The company medic was still trying to do what he could for Private Willard; badly burned, shaking furiously with shock, not long for this world. They’d moved him to the hangar building while the rest of the men formed a defensive line around the top of the airfield. ‘This ain’t good,’ Captain Hunter said to Sergeant Hennessy.
‘We can hold them back, sir,’ Hennessy was quick to reply. He was spoiling for a fight, desperate to get his teeth into these damn creatures.
‘I’ve no doubt, Sergeant, but that’s only half the battle. We’re light on supplies and they’ve got us backed into a corner. It’s not just about holding them back, we’ve got to beat them back too so the airfield’s clear for pick-up. We don’t know how many of them are out there, and I don’t need to remind you, if we don’t do what we’ve been sent here to do, we ain’t going home in the morning, understand?’
‘Yessir.’
‘Tell your men to hit ’em hard in the head. Only use bullets if they have to. Keep the noise down and keep an eye on our ammo.’
‘Yessir,’ he said again, before saluting and returning to the fray.
Between fifteen and twenty of them were heading straight up the airstrip in an unruly pack.
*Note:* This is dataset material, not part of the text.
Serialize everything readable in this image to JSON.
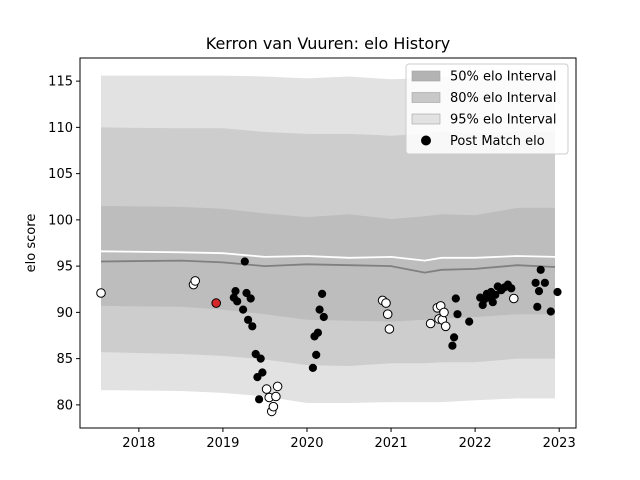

Some of the troops had armed themselves with things they’d scavenged from the airfield to use as bludgeons. Anyone watching would have thought they’d stumbled upon a moonlit gang-fight, a street-corner brawl. The prospect of fighting one-on-one like this (actually more like one-on-many) appealed to some of the men. Better to be bare-knuckle scrapping than sitting waiting like they had been.
And so it began.
Brutal and relentless.
Sergeant Hennessy held back at first, but the adrenalin and fear kicked in and before long he was running at the creatures that shambled towards them. He had a length of metal pipe in his hand that he’d taken from the ruin of the booby-trapped building, and he took great pleasure in using it. He swung it like a sword, and damn near removed the head of the nearest cadaver. ‘Take them out,’ he ordered his men. ‘Take them all out. Leave nothing standing.’
22
INSIDE POLONEZKÖY
FOUR HOURS UNTIL RENDEZVOUS
They used kerosene from one of the lamps and torched the hut they’d been sheltering in, at the same time cremating the body of Lieutenant Henshaw. They took his weapons and kit, and Wilkins collected his identity tags and papers and a photograph and letter from his sweetheart which he found in the dead man’s inside pocket. He made a silent promise to
himself that when all this was said and done, he’d seek the woman out and tell her what a key role her lost love had played in saving the world. Hollow words, he knew, but he hoped they’d help ease the pain on some level.
The flames from the hut had the desired effect. As the British soldiers snuck out through the rear of the building, the incandescent bloom acted like a call to the faithful, drawing out vast swathes of undead creatures from every corner of the camp. They swarmed like ants over picnic food, competing with each other to get closer to the fire, oblivious to the devastating effect the flames had on both living and dead flesh alike. Jones watched with disbelief from a gap between two other buildings as several of the damn things continued to move, still walking even as their bodies burned. Prisoner and guard alike, all the former barriers of race and rank had been erased by this despicable condition. Nazi, Jew, man, woman, adult, child, captor, captive... now they were all just the dead.
This next group of buildings where the four soldiers now found themselves were, thankfully, far more innocuous than the last. By peering in through the dust and grime covered windows, Barton saw that these large, warehouse-like places appeared to be some kind of factory. Although much was hidden by the darkness, the outline of row after row after row of workbenches stretched back into the gloom. Their purpose appeared almost industrial by design. ‘Munitions,’ Wilkins told him. ‘Although my sources suggested a change of design had been mooted for the weapons made here.’